Lille günümüz futbolunun istediği ilkeleri sahaya yansıtan ve ofansif gücü yüksek bir takım. Kendi evinde CSKA Moskova karşısında 2 puan kaybetmeleri, buna karşın Trabzonspor'un Inter deplasmanından üç puan çıkarmasını göz önüne alırsak Lille'in dün geceki maça üst düzey motive olması beklenen bir gerçekti. Nitekim Avni Aker'deki müthiş başlangıç atmosferine rağmen Lille ilk dakikadan itibaren oyuna yüksek kazanma arzusu içinde tempolu ve atak başladı. Trabzonspor kazandığı topları, yardımlaşmalı pres karşısında kullanamayor ve yoğun baskı altında kalıyordu. Mecburen alan daraltan savunma kurgusuyla oyunu tutmaya çalışıyordu. Tehlikeli ataklarla karşılaşmalarına rağmen rakibe net pozisyon verilmeyişi ve skoru dengede tutmak, ilerleyen bölümler için moral ve direnç açısından çok önemliydi.
POZİSYONA GİREMEDİLER
Ancak 30. dakikada uzun bir kontra pasta Cech'in dokunamadığı topla buluşan Sow, sıfıra yakın yerden golü atınca işler çıkmaza girdi. İkinci yarıda Lille taktik değişikliği yaparak oyunu karşı alana yıkmak yerine sahasında kabul etmeye başladı. Trabzonspor da bu sayede karşı alana sık sık gitme şansı buldu. Ama dün geceki kadronun yapısı itibariyle organize bir hücum girişiminde bulunulamıyordu. Lille de kontrataklarla tehlikeli oluyordu. Burada yapılacak iş ikinci golü yemeyip beraberlik şansını son ana kadar kollamaktı. Nitekim penaltıyla bu gol geldi ve 90 dakika beraberlikle sonuçlandı. Takım ruhuyla mücadele eden ancak tek pozisyona giremeyen ve penaltı pozisyonu da dahil Trabzonspor'un aldığı tek puan altın değerindedir.
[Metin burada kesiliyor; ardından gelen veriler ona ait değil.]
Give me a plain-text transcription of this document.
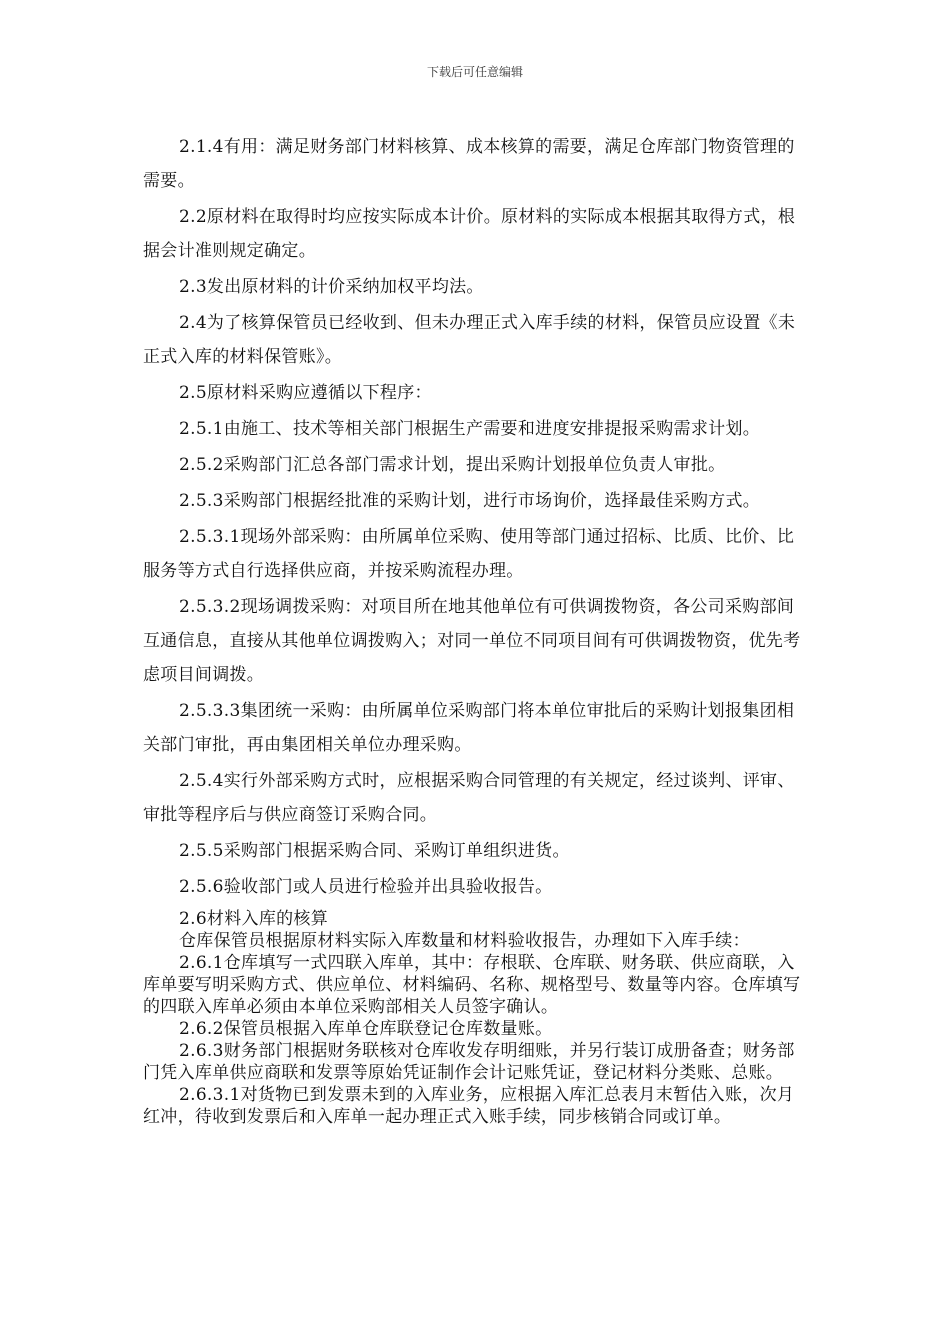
下载后可任意编辑

2.1.4有用：满足财务部门材料核算、成本核算的需要，满足仓库部门物资管理的需要。

2.2原材料在取得时均应按实际成本计价。原材料的实际成本根据其取得方式，根据会计准则规定确定。

2.3发出原材料的计价采纳加权平均法。

2.4为了核算保管员已经收到、但未办理正式入库手续的材料，保管员应设置《未正式入库的材料保管账》。

2.5原材料采购应遵循以下程序：

2.5.1由施工、技术等相关部门根据生产需要和进度安排提报采购需求计划。

2.5.2采购部门汇总各部门需求计划，提出采购计划报单位负责人审批。

2.5.3采购部门根据经批准的采购计划，进行市场询价，选择最佳采购方式。

2.5.3.1现场外部采购：由所属单位采购、使用等部门通过招标、比质、比价、比服务等方式自行选择供应商，并按采购流程办理。

2.5.3.2现场调拨采购：对项目所在地其他单位有可供调拨物资，各公司采购部间互通信息，直接从其他单位调拨购入；对同一单位不同项目间有可供调拨物资，优先考虑项目间调拨。

2.5.3.3集团统一采购：由所属单位采购部门将本单位审批后的采购计划报集团相关部门审批，再由集团相关单位办理采购。

2.5.4实行外部采购方式时，应根据采购合同管理的有关规定，经过谈判、评审、审批等程序后与供应商签订采购合同。

2.5.5采购部门根据采购合同、采购订单组织进货。

2.5.6验收部门或人员进行检验并出具验收报告。

2.6材料入库的核算

仓库保管员根据原材料实际入库数量和材料验收报告，办理如下入库手续：

2.6.1仓库填写一式四联入库单，其中：存根联、仓库联、财务联、供应商联，入库单要写明采购方式、供应单位、材料编码、名称、规格型号、数量等内容。仓库填写的四联入库单必须由本单位采购部相关人员签字确认。

2.6.2保管员根据入库单仓库联登记仓库数量账。

2.6.3财务部门根据财务联核对仓库收发存明细账，并另行装订成册备查；财务部门凭入库单供应商联和发票等原始凭证制作会计记账凭证，登记材料分类账、总账。

2.6.3.1对货物已到发票未到的入库业务，应根据入库汇总表月末暂估入账，次月红冲，待收到发票后和入库单一起办理正式入账手续，同步核销合同或订单。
Neden Trabzonspor evinde pozisyon bulamadı? Öncelikle şunu kabul etmek lazım; bu grupta üç takım da Trabzonspor'dan daha güçlü. Bunlara ilaveten Burak ve Vittek gibi iki forvet de olmayınca işlerin zor olacağı kaçınılmaz. Ama Trabzonspor eldeki imkanlarla büyük bir mücadele ile yoluna devam ediyor. CSKA Moskova'yı Avni Aker'de yenebilirse yüzde 90 ikinci tura çıkar.